Your FX measures within .08gr if you were to compare it to a better scale.

Yeah, I know it's not within .02gr. Based on the spec sheet, I figured it to be more like +/- .03gr . . . saying within .06 gr if you will.

FS Specs.jpg
 
@straightshooter1

I'm not invested enough to spend close to 1k on a scale combo. That being said, I'm attempting to get as precise as I can, with the equipment that I have. Right now, the margin of error in my equipment is my external limiting factor. That being said, I'm trying to reduce my own margin of error to work within my equipment's margin of error.

I would love a scale like that, but if I can squeeze single digit SDs and low ESs out of what I currently have in a consistent way, then I know I have bottomed out and its worth upgrading my scale to something like that FX-210i.

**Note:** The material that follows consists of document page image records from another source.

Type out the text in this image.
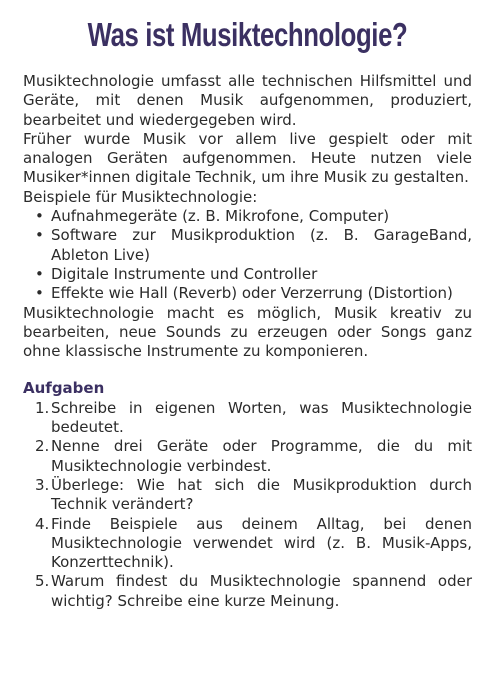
Was ist Musiktechnologie?

Musiktechnologie umfasst alle technischen Hilfsmittel und Geräte, mit denen Musik aufgenommen, produziert, bearbeitet und wiedergegeben wird.

Früher wurde Musik vor allem live gespielt oder mit analogen Geräten aufgenommen. Heute nutzen viele Musiker*innen digitale Technik, um ihre Musik zu gestalten.

Beispiele für Musiktechnologie:

• Aufnahmegeräte (z. B. Mikrofone, Computer)
• Software zur Musikproduktion (z. B. GarageBand, Ableton Live)
• Digitale Instrumente und Controller
• Effekte wie Hall (Reverb) oder Verzerrung (Distortion)

Musiktechnologie macht es möglich, Musik kreativ zu bearbeiten, neue Sounds zu erzeugen oder Songs ganz ohne klassische Instrumente zu komponieren.

Aufgaben

1. Schreibe in eigenen Worten, was Musiktechnologie bedeutet.
2. Nenne drei Geräte oder Programme, die du mit Musiktechnologie verbindest.
3. Überlege: Wie hat sich die Musikproduktion durch Technik verändert?
4. Finde Beispiele aus deinem Alltag, bei denen Musiktechnologie verwendet wird (z. B. Musik-Apps, Konzerttechnik).
5. Warum findest du Musiktechnologie spannend oder wichtig? Schreibe eine kurze Meinung.
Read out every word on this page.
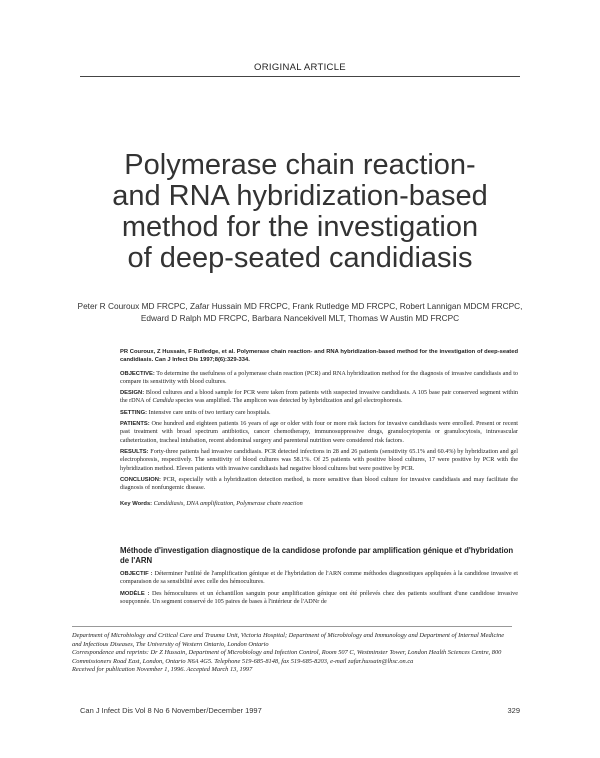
ORIGINAL ARTICLE
Polymerase chain reaction-
and RNA hybridization-based
method for the investigation
of deep-seated candidiasis
Peter R Couroux MD FRCPC, Zafar Hussain MD FRCPC, Frank Rutledge MD FRCPC, Robert Lannigan MDCM FRCPC,
Edward D Ralph MD FRCPC, Barbara Nancekivell MLT, Thomas W Austin MD FRCPC

PR Couroux, Z Hussain, F Rutledge, et al. Polymerase chain reaction- and RNA hybridization-based method for the investigation of deep-seated candidiasis. Can J Infect Dis 1997;8(6):329-334.

OBJECTIVE: To determine the usefulness of a polymerase chain reaction (PCR) and RNA hybridization method for the diagnosis of invasive candidiasis and to compare its sensitivity with blood cultures.

DESIGN: Blood cultures and a blood sample for PCR were taken from patients with suspected invasive candidiasis. A 105 base pair conserved segment within the rDNA of Candida species was amplified. The amplicon was detected by hybridization and gel electrophoresis.

SETTING: Intensive care units of two tertiary care hospitals.

PATIENTS: One hundred and eighteen patients 16 years of age or older with four or more risk factors for invasive candidiasis were enrolled. Present or recent past treatment with broad spectrum antibiotics, cancer chemotherapy, immunosuppressive drugs, granulocytopenia or granulocytosis, intravascular catheterization, tracheal intubation, recent abdominal surgery and parenteral nutrition were considered risk factors.

RESULTS: Forty-three patients had invasive candidiasis. PCR detected infections in 28 and 26 patients (sensitivity 65.1% and 60.4%) by hybridization and gel electrophoresis, respectively. The sensitivity of blood cultures was 58.1%. Of 25 patients with positive blood cultures, 17 were positive by PCR with the hybridization method. Eleven patients with invasive candidiasis had negative blood cultures but were positive by PCR.

CONCLUSION: PCR, especially with a hybridization detection method, is more sensitive than blood culture for invasive candidiasis and may facilitate the diagnosis of nonfungemic disease.

Key Words: Candidiasis, DNA amplification, Polymerase chain reaction

Méthode d'investigation diagnostique de la candidose profonde par amplification génique et d'hybridation de l'ARN

OBJECTIF : Déterminer l'utilité de l'amplification génique et de l'hybridation de l'ARN comme méthodes diagnostiques appliquées à la candidose invasive et comparaison de sa sensibilité avec celle des hémocultures.

MODÈLE : Des hémocultures et un échantillon sanguin pour amplification génique ont été prélevés chez des patients souffrant d'une candidose invasive soupçonnée. Un segment conservé de 105 paires de bases à l'intérieur de l'ADNr de

Department of Microbiology and Critical Care and Trauma Unit, Victoria Hospital; Department of Microbiology and Immunology and Department of Internal Medicine and Infectious Diseases, The University of Western Ontario, London Ontario

Correspondence and reprints: Dr Z Hussain, Department of Microbiology and Infection Control, Room 507 C, Westminster Tower, London Health Sciences Centre, 800 Commissioners Road East, London, Ontario N6A 4G5. Telephone 519-685-8148, fax 519-685-8203, e-mail zafar.hussain@lhsc.on.ca

Received for publication November 1, 1996. Accepted March 13, 1997

Can J Infect Dis Vol 8 No 6 November/December 1997	329
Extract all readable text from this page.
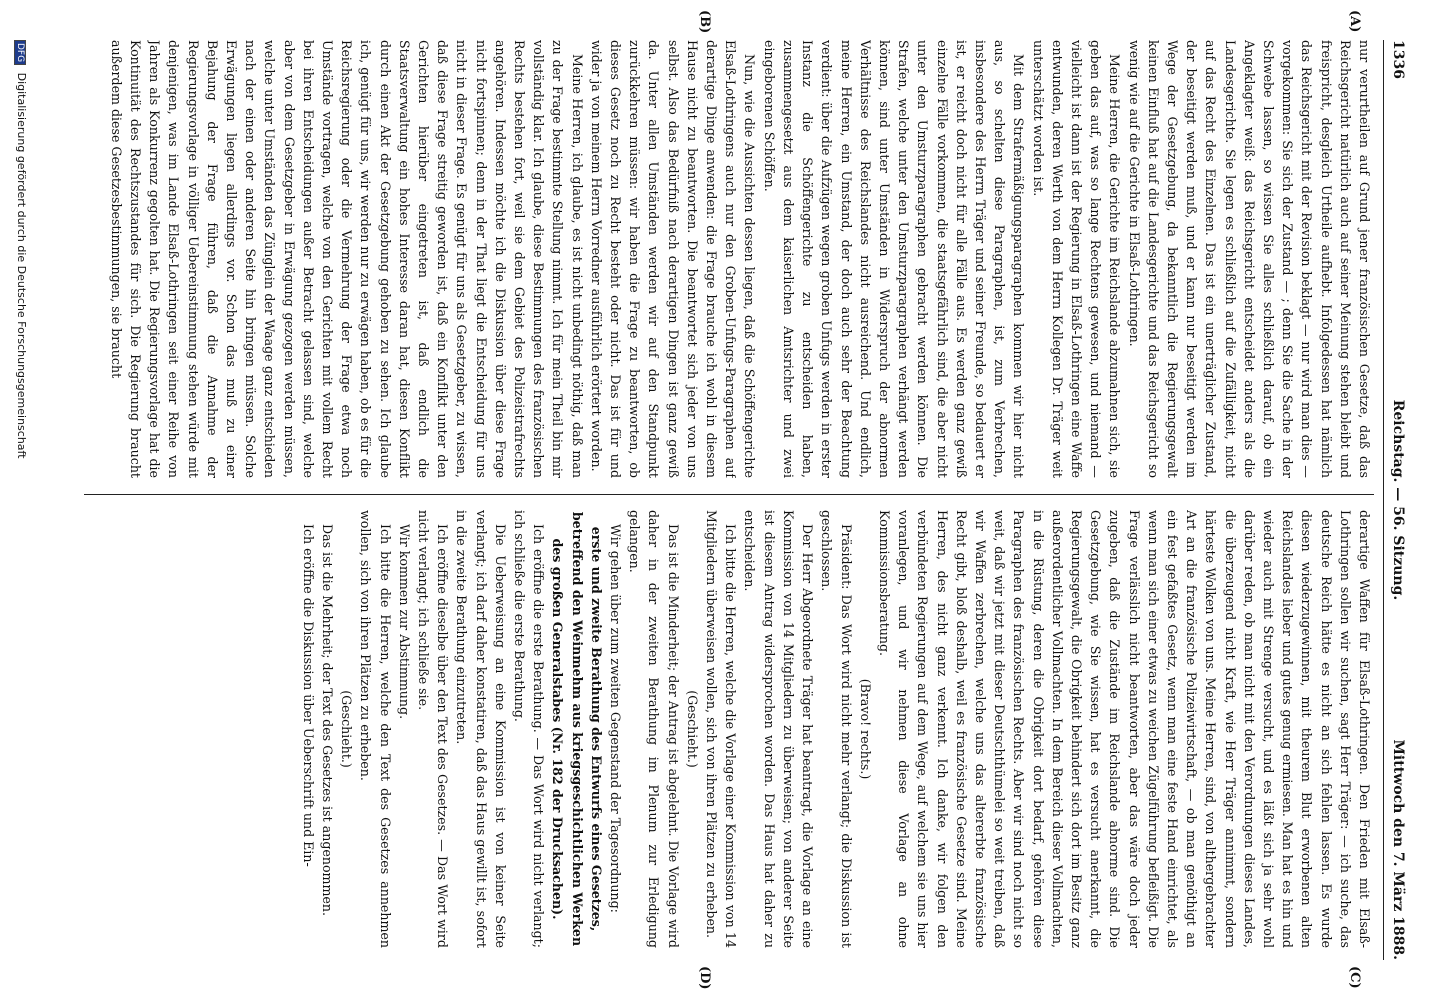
1336
Reichstag. — 56. Sitzung.
Mittwoch den 7. März 1888.
(A)
(B)
(C)
(D)

nur verurtheilen auf Grund jener französischen Gesetze, daß das Reichsgericht natürlich auch auf seiner Meinung stehen bleibt und freispricht, desgleich Urtheile aufhebt. Infolgedessen hat nämlich das Reichsgericht mit der Revision beklagt — nur wird man dies — vorgekommen: Sie sich der Zustand — ; denn Sie die Sache in der Schwebe lassen, so wissen Sie alles schließlich darauf, ob ein Angeklagter weiß: das Reichsgericht entscheidet anders als die Landesgerichte. Sie legen es schließlich auf die Zufälligkeit, nicht auf das Recht des Einzelnen. Das ist ein unerträglicher Zustand, der beseitigt werden muß, und er kann nur beseitigt werden im Wege der Gesetzgebung, da bekanntlich die Regierungsgewalt keinen Einfluß hat auf die Landesgerichte und das Reichsgericht so wenig wie auf die Gerichte in Elsaß-Lothringen.

Meine Herren, die Gerichte im Reichslande abzumahnen sich, sie geben das auf, was so lange Rechtens gewesen, und niemand — vielleicht ist dann ist der Regierung in Elsaß-Lothringen eine Waffe entwunden, deren Werth von dem Herrn Kollegen Dr. Träger weit unterschätzt worden ist.

Mit dem Strafermäßigungsparagraphen kommen wir hier nicht aus, so schelten diese Paragraphen, ist, zum Verbrechen, insbesondere des Herrn Träger und seiner Freunde, so bedauert er ist, er reicht doch nicht für alle Fälle aus. Es werden ganz gewiß einzelne Fälle vorkommen, die staatsgefährlich sind, die aber nicht unter den Umsturzparagraphen gebracht werden können. Die Strafen, welche unter den Umsturzparagraphen verhängt werden können, sind unter Umständen in Widerspruch der abnormen Verhältnisse des Reichslandes nicht ausreichend. Und endlich, meine Herren, ein Umstand, der doch auch sehr der Beachtung verdient: über die Aufzügen wegen groben Unfugs werden in erster Instanz die Schöffengerichte zu entscheiden haben, zusammengesetzt aus dem kaiserlichen Amtsrichter und zwei eingeborenen Schöffen.

Nun, wie die Aussichten dessen liegen, daß die Schöffengerichte Elsaß-Lothringens auch nur den Groben-Unfugs-Paragraphen auf derartige Dinge anwenden: die Frage brauche ich wohl in diesem Hause nicht zu beantworten. Die beantwortet sich jeder von uns selbst. Also das Bedürfniß nach derartigen Dingen ist ganz gewiß da. Unter allen Umständen werden wir auf den Standpunkt zurückkehren müssen: wir haben die Frage zu beantworten, ob dieses Gesetz noch zu Recht besteht oder nicht. Das ist für und wider ja von meinem Herrn Vorredner ausführlich erörtert worden.

Meine Herren, ich glaube, es ist nicht unbedingt nöthig, daß man zu der Frage bestimmte Stellung nimmt. Ich für mein Theil bin mir vollständig klar. Ich glaube, diese Bestimmungen des französischen Rechts bestehen fort, weil sie dem Gebiet des Polizeistrafrechts angehören. Indessen möchte ich die Diskussion über diese Frage nicht fortspinnen; denn in der That liegt die Entscheidung für uns nicht in dieser Frage. Es genügt für uns als Gesetzgeber, zu wissen, daß diese Frage streitig geworden ist, daß ein Konflikt unter den Gerichten hierüber eingetreten ist, daß endlich die Staatsverwaltung ein hohes Interesse daran hat, diesen Konflikt durch einen Akt der Gesetzgebung gehoben zu sehen. Ich glaube ich, genügt für uns, wir werden nur zu erwägen haben, ob es für die Reichsregierung oder die Vermehrung der Frage etwa noch Umstände vortragen, welche von den Gerichten mit vollem Recht bei ihren Entscheidungen außer Betracht gelassen sind, welche aber von dem Gesetzgeber in Erwägung gezogen werden müssen, welche unter Umständen das Zünglein der Waage ganz entschieden nach der einen oder anderen Seite hin bringen müssen. Solche Erwägungen liegen allerdings vor. Schon das muß zu einer Bejahung der Frage führen, daß die Annahme der Regierungsvorlage in völliger Uebereinstimmung stehen würde mit denjenigen, was im Lande Elsaß-Lothringen seit einer Reihe von Jahren als Konkurrenz gegolten hat. Die Regierungsvorlage hat die Kontinuität des Rechtszustandes für sich. Die Regierung braucht außerdem diese Gesetzesbestimmungen, sie braucht

derartige Waffen für Elsaß-Lothringen. Den Frieden mit Elsaß-Lothringen sollen wir suchen, sagt Herr Träger: — ich suche, das deutsche Reich hätte es nicht an sich fehlen lassen. Es wurde diesen wiederzugewinnen, mit theurem Blut erworbenen alten Reichslandes lieber und gutes genug ermiesen. Man hat es hin und wieder auch mit Strenge versucht, und es läßt sich ja sehr wohl darüber reden, ob man nicht mit den Verordnungen dieses Landes, die überzeugend nicht Kraft, wie Herr Träger annimmt, sondern härteste Wolken von uns. Meine Herren, sind, von althergebrachter Art an die französische Polizeiwirtschaft, — ob man genöthigt an ein fest gefaßtes Gesetz, wenn man eine feste Hand einrichtet, als wenn man sich einer etwas zu weichen Zügelführung befleißigt. Die Frage verlässlich nicht beantworten, aber das wäre doch jeder zugeben, daß die Zustände im Reichslande abnorme sind. Die Gesetzgebung, wie Sie wissen, hat es versucht anerkannt, die Regierungsgewalt, die Obrigkeit behindert sich dort im Besitz ganz außerordentlicher Vollmachten. In dem Bereich dieser Vollmachten, in die Rüstung, deren die Obrigkeit dort bedarf, gehören diese Paragraphen des französischen Rechts. Aber wir sind noch nicht so weit, daß wir jetzt mit dieser Deutschthümelei so weit treiben, daß wir Waffen zerbrechen, welche uns das altererbte französische Recht gibt, bloß deshalb, weil es französische Gesetze sind. Meine Herren, des nicht ganz verkennt. Ich danke, wir folgen den verbündeten Regierungen auf dem Wege, auf welchem sie uns hier voranlegen, und wir nehmen diese Vorlage an ohne Kommissionsberatung.

(Bravo! rechts.)

Präsident: Das Wort wird nicht mehr verlangt; die Diskussion ist geschlossen.

Der Herr Abgeordnete Träger hat beantragt, die Vorlage an eine Kommission von 14 Mitgliedern zu überweisen; von anderer Seite ist diesem Antrag widersprochen worden. Das Haus hat daher zu entscheiden.

Ich bitte die Herren, welche die Vorlage einer Kommission von 14 Mitgliedern überweisen wollen, sich von ihren Plätzen zu erheben.

(Geschieht.)

Das ist die Minderheit; der Antrag ist abgelehnt. Die Vorlage wird daher in der zweiten Berathung im Plenum zur Erledigung gelangen.

Wir gehen über zum zweiten Gegenstand der Tagesordnung:

erste und zweite Berathung des Entwurfs eines Gesetzes, betreffend den Weinmehm aus kriegsgeschichtlichen Werken des großen Generalstabes (Nr. 182 der Drucksachen).

Ich eröffne die erste Berathung. — Das Wort wird nicht verlangt; ich schließe die erste Berathung.

Die Ueberweisung an eine Kommission ist von keiner Seite verlangt; ich darf daher konstatiren, daß das Haus gewillt ist, sofort in die zweite Berathung einzutreten.

Ich eröffne dieselbe über den Text des Gesetzes. — Das Wort wird nicht verlangt; ich schließe sie.

Wir kommen zur Abstimmung.

Ich bitte die Herren, welche den Text des Gesetzes annehmen wollen, sich von ihren Plätzen zu erheben.

(Geschieht.)

Das ist die Mehrheit; der Text des Gesetzes ist angenommen.

Ich eröffne die Diskussion über Ueberschrift und Ein-

DFG Digitalisierung gefördert durch die Deutsche Forschungsgemeinschaft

I like the data you presented, definetly clarifies why I get a flux in velocities even when I think everything is consistent. When my CM lite reads 43.9gr it could actually be off within a margin, which I cannot fix unless I upgrade my equipment.
I never had any difficulties getting 6-7SD’s or better for 10-20 shots with my Hornandy and the RCBS is definitely a bit better scale than the Hornandy.

My old 5-0-5 easily resolves individual grains of H4350 like my FX-120 does and I Didn’t see any major improvement in SD since I started running the V3 setup.
But it’s so much faster and quicker to get set up.